The Dependence of Electrode Impedance on the Number of Performed EEG Examinations by Joanna Górecka and Przemysław Makiewicz, Sensors 2019, 19(11), 2608; https://doi.org/10.3390/s19112608
In‐vivo measurements of human brain tissue conductivity using focal electrical current injection through intracerebral multicontact electrodes. Laurent Koessler, Sophie Colnat‐Coulbois, Thierry Cecchin, Janis Hofmanis, Jacek P. Dmochowski, Anthony M. Norcia, Louis G. Maillard. Human Brain Mapping. 38 2016.
SciPy 1.0: Fundamental Algorithms for Scientific Computing in Python. Nature Methods, 17(3), 261-272.

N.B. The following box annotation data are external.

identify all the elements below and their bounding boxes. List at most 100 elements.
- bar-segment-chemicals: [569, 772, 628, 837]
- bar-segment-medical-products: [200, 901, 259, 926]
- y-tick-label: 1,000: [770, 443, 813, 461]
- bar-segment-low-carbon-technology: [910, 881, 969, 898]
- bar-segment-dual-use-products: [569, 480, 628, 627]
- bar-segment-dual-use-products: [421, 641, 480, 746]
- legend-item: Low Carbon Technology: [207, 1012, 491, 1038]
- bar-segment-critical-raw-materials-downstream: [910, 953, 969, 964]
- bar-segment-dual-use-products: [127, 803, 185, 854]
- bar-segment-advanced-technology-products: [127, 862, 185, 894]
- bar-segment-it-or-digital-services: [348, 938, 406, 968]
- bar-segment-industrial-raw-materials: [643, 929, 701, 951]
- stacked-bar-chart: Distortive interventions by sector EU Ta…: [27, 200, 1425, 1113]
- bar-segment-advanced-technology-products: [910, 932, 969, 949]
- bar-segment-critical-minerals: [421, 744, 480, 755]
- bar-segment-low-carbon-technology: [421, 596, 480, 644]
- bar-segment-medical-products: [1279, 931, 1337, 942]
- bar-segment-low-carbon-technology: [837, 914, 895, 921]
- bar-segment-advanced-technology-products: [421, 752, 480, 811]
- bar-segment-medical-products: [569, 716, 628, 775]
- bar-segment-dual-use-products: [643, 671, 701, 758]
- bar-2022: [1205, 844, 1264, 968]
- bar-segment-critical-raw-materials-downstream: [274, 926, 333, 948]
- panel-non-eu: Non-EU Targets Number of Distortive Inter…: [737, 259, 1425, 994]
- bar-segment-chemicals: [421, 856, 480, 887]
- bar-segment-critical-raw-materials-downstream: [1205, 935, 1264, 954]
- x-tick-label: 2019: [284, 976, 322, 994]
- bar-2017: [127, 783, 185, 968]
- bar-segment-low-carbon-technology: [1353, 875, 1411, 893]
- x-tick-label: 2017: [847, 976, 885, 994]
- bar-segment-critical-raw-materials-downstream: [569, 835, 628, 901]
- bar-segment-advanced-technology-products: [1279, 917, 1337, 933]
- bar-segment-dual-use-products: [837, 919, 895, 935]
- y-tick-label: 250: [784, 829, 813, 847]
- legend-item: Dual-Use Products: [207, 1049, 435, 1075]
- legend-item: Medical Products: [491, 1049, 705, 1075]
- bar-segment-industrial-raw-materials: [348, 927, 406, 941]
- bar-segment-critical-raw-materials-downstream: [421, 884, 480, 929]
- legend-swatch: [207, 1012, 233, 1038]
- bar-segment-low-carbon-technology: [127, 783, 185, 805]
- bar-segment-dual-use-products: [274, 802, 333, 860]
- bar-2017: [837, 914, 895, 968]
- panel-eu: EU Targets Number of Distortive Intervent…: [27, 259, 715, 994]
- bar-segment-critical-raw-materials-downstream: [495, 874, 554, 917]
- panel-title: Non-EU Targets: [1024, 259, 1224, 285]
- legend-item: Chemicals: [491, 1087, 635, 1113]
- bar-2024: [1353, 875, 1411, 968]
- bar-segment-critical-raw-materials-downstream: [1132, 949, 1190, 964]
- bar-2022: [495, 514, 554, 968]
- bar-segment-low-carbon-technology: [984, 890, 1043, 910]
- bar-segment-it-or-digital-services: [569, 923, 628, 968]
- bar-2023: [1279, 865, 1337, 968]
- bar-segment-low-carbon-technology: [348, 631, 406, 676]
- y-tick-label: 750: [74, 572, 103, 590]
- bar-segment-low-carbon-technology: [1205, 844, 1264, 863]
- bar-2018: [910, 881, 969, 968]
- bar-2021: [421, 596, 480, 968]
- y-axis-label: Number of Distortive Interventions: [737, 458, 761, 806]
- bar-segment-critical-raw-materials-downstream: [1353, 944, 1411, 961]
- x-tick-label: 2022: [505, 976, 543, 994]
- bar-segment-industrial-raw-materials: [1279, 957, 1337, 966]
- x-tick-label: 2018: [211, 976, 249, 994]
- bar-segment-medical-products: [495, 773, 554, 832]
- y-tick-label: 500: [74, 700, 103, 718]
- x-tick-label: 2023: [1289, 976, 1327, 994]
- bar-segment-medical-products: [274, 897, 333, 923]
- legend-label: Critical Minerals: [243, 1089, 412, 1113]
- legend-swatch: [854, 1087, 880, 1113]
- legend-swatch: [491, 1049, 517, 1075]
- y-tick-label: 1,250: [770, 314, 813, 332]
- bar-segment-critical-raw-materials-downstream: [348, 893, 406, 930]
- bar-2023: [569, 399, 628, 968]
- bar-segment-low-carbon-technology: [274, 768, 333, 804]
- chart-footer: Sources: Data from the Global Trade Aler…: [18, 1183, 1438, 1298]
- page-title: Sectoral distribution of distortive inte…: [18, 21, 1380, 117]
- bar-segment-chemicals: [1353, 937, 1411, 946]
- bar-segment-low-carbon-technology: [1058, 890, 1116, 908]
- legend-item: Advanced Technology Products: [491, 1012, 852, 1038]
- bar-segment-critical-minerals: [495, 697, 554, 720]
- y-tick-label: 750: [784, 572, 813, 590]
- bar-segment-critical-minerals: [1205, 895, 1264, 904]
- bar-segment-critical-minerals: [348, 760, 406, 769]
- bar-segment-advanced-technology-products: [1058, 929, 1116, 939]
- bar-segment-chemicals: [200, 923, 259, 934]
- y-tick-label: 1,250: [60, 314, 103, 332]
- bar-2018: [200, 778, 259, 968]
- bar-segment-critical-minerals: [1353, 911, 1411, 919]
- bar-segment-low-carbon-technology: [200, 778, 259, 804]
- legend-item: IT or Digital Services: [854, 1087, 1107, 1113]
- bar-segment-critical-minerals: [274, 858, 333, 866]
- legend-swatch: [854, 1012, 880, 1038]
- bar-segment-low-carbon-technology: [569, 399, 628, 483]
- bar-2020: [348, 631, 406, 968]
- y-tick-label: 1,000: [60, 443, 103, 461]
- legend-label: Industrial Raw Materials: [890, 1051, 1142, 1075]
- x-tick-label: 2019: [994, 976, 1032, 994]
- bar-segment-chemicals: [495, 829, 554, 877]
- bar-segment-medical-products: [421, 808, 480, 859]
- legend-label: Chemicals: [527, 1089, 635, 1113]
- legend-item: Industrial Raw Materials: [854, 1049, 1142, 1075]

Pauli Virtanen, Ralf Gommers, Travis E. Oliphant, Matt Haberland, Tyler Reddy, David Cournapeau, Evgeni Burovski, Pearu Peterson, Warren Weckesser, Jonathan Bright, Stéfan J. van der Walt, Matthew Brett, Joshua Wilson, K. Jarrod Millman, Nikolay Mayorov, Andrew R. J. Nelson, Eric Jones, Robert Kern, Eric Larson, CJ Carey, İlhan Polat, Yu Feng, Eric W. Moore, Jake VanderPlas, Denis Laxalde, Josef Perktold, Robert Cimrman, Ian Henriksen, E.A. Quintero, Charles R Harris, Anne M. Archibald, Antônio H. Ribeiro, Fabian Pedregosa, Paul van Mulbregt, and SciPy 1.0 Contributors. (2020)
Harris, C.R., Millman, K.J., van der Walt, S.J. et al. Array programming with NumPy. Nature 585, 357–362 (2020).